The following question has me stumped: Let $X_n$ be a square integrable martingale with $E((X_n)^2)\leq n$ for all $n$. Prove that $X_n/n$ tends to $0$ almost surely. (this is in a sense a law of large numbers, generalizing the case where $X_n$ is a sum of $n$ iid zero mean random variables.)
Any ideas?
We assume $X_0=0$ without loss of generality. Define $$Y_n:=\sum_{i=1}^n\frac{X_i-X_{i-1}}i, n\geqslant 1, \quad Y_0:=0.$$ Then $\left(Y_n\right)_{n\geqslant 1}$ is a martingale (for the same filtration as $\left(X_n\right)_{n\geqslant 1}$) and using the fact that $\left(X_i-X_{i-1}\right)_{i\geqslant 1}$ is a martingale differences sequence, we have
\begin{align} \mathbb E\left[Y_n^2\right]=\sum_{i=1}^n\frac 1{i^2}\left(\mathbb E\left[X_i^2\right]-\mathbb E\left[X_{i-1}^2\right]\right). \end{align} Now, using Abel's transformation and the assumption on $\mathbb E\left[X_i^2\right]$, we derive boundedness of the sequence $\left(\mathbb E\left[Y_n^2\right]\right)_{n\geqslant 1}$. Using the martingale convergence theorem, we get that the sequence $\left(Y_n\right)_{n\geqslant 1}$ converges almost surely to some random variable $Y$.

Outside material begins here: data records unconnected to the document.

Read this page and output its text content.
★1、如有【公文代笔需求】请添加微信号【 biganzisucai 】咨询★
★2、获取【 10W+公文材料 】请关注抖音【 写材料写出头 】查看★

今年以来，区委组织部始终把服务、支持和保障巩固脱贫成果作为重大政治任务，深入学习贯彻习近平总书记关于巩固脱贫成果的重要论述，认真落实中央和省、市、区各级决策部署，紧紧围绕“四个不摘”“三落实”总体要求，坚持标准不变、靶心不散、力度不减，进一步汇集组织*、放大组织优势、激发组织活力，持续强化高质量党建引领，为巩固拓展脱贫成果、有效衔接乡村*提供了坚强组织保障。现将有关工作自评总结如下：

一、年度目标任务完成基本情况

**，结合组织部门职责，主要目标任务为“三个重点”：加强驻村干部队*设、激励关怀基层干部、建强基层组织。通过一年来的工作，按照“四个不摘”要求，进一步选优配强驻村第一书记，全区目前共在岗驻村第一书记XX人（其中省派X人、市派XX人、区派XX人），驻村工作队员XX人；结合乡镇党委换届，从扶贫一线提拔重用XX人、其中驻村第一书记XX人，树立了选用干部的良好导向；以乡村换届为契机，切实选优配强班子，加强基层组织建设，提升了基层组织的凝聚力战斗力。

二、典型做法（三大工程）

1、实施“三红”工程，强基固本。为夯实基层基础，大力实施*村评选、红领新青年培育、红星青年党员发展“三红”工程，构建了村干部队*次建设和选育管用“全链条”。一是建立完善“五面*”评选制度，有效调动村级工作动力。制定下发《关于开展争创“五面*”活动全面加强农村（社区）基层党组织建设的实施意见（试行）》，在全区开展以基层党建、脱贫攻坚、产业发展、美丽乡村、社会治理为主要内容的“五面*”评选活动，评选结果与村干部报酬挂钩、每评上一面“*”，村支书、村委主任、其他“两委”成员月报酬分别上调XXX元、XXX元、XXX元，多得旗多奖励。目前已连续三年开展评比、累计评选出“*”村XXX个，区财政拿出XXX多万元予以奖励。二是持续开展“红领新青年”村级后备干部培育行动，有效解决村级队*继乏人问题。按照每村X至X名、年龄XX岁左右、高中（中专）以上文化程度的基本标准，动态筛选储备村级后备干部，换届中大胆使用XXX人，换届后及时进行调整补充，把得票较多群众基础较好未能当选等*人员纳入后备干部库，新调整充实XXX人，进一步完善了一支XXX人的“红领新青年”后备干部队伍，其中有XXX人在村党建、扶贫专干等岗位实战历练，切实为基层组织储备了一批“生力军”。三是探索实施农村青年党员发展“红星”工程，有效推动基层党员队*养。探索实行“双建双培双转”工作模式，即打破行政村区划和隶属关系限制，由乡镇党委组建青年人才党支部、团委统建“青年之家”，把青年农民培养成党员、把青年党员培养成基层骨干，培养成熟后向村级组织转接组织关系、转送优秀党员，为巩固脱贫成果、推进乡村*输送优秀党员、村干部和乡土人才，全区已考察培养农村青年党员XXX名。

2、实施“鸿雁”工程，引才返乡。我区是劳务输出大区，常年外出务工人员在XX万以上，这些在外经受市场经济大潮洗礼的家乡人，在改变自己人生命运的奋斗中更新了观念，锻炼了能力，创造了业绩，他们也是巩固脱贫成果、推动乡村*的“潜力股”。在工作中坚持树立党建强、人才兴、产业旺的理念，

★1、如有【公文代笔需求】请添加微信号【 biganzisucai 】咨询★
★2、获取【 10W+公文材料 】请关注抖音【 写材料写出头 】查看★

Now, we have (accounting $X_0=0$) \begin{align} \frac{X_n}n&=\frac 1n\sum_{l=1}^n\left(X_l-X_{l-1}\right)\\ &=\frac 1n\sum_{l=1}^n\frac{X_l-X_{l-1}}l\cdot l\\ &=\frac 1n\sum_{l=1}^n\left(Y_l-Y_{l-1}\right)\cdot l\\ &=\frac 1n\sum_{k=1}^nY_k\cdot k-\frac 1n\sum_{k=0}^{n-1}Y_k\cdot (k+1)\\ &=\frac 1n\sum_{k=1}^nY_k\cdot k-\frac 1n\sum_{k=1}^{n-1}Y_k\cdot (k+1)\\ &=Y_n-\frac 1n\sum_{k=1}^nY_k, \end{align} from which it follows that $X_n/n\to 0$ almost surely.